The Only Way Is Essex

Before we begin, I ought to make this clear: I am an Essex girl. Recently, there’s been a great surge of interest in my home county, with reality TV shows and self-styled ‘Essex celebrities’ hitting our headlines daily and nowadays, the word ‘Essex’ is enough to turn some of us on, but a lot of us off. As counties go, it’s probably the most maligned and ridiculed in the UK and there’s no escaping the stereotypes: lager lout wide-boys with flashy watches and bleach blonde ‘glamazons’, complete with fake tans, false nails and fast morals.

Although some might think this ‘Essex-mania’ is a recent fascination, the ‘Essex Man’ cliché has been in circulation since the 90s, with journalist Simon Heffer labelling him “young, industrious, mildly brutish and culturally barren”, more interested in his flash car and Rottweiler, than art or literature. And so, with Issue 110 of Litro Magazine focussing on Street Fiction and representing where you’re from, I thought it was high time I stood up for my home county and wrote a blog proving that Essex isn’t all about ‘vajazzles’ and mangled vowels. Far from being “culturally barren”, for art and literature lovers, Essex is an exciting place to be and below are just some of the things that ought to make us celebrate, rather than censure this home county. Who knows, maybe I’ll even convince you that perhaps the only way is Essex after all!

firstsite – Colchester, Essex


As you may have learnt in English History lessons at school, Colchester is Britain’s oldest recorded town and home to plenty of Roman, Norman and Saxon artefacts and sites of interest. Once upon a time, it was the capital of the country.
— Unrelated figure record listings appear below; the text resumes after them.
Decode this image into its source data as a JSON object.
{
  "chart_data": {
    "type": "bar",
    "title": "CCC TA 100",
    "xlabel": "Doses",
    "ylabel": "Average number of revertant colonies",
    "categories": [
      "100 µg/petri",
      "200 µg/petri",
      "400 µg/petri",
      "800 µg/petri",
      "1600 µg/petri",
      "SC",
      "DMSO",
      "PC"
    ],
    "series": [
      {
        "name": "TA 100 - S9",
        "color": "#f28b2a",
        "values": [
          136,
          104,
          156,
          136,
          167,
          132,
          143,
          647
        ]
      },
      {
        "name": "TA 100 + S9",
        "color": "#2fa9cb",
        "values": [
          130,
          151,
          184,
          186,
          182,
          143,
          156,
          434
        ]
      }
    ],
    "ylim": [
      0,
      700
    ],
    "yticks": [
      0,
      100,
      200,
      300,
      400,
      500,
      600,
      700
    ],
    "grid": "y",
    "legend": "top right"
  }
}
When Luke Wright, in his hilarious poem The Company of Men, wrote the lines “You see, I grew up in Colchester/Where very little culture stirs”, he obviously hadn’t been lucky enough to visit firstsite, a brand new, innovative cultural and social space with contemporary art at its heart, reinventing the traditional art gallery and exhibition centre. The striking crescent-shaped building, inspired by its Roman heritage and covered with a unique golden alloy, is not only a cultural landmark but also home to many exciting new exhibitions from international contemporary artists Michaela Eichwald, Aleksandra Mir, Karin Ruggaber and Danh Vo, as well as pieces by Turner and Andy Warhol. As the name suggests, firstsite is the first of its kind and, currently, you’ll only get a cutting edge creative space like it in Essex.

Essex Book Festival – Various locations in Essex

Held in March, Essex Book Festival 2011 may be over, but anticipation for next year’s festival, one of the biggest literary festivals in the UK, is already mounting. Notable authors who have attended recent festivals include Sir Andrew Motion, Germaine Greer, Penelope Lively, Margaret Drabble, Rose Tremain, Alexander McCall Smith and Martin Newell. The writer and journalist, Francis Wheen is also a patron of the festival and, in an interview for Essex Life Magazine, he pledged his support for the festival, asserting “I go to literary festivals all over the country, and abroad, and I know of none which is as diverse as ours…It reaches an incredibly wide range of people. Outsiders have the idea that Essex is some kind of philistine, illiterate swamp. They couldn’t be more wrong. It’s extraordinary how literary Essex really is.”

‘Constable Country’ – Dedham Vale and Stour Valley, Essex

Stour Valley

Picturesque villages, rolling farmland, big skies, rivers, meadows, ancient woodlands and a wide variety of wildlife combine to create the inspiration for many of the most beautiful works by the English romantic painter, John Constable. For those lucky enough to have visited Flatford and its surroundings, you’ll know how tranquil and charming the area is and why Constable openly admitted that it was these Essex “scenes [that] made me a painter.” I defy anyone not to feel inspired by the lush scenery of this Essex countryside and I can think of no better place to take a good book to read or even a creative journal and craft your greatest work to date.

Creative Writing Courses – University of Essex and other various locations 

For those with a keen, enquiring and creative mind, the University of Essex can boast an excellent undergraduate BA course in Creative Writing. Even more exciting, the Professor of Poetry is none other than Derek Walcott, the 1992 winner of the Nobel Prize in Literature and, more recently, the 2011 T.S Eliot Prize for White Egrets. For those who aren’t prepared to commit a full three years to the undergraduate course at the University, a quick search will bring up many other creative writing courses across Essex, aimed to inspire and help you on your creative path.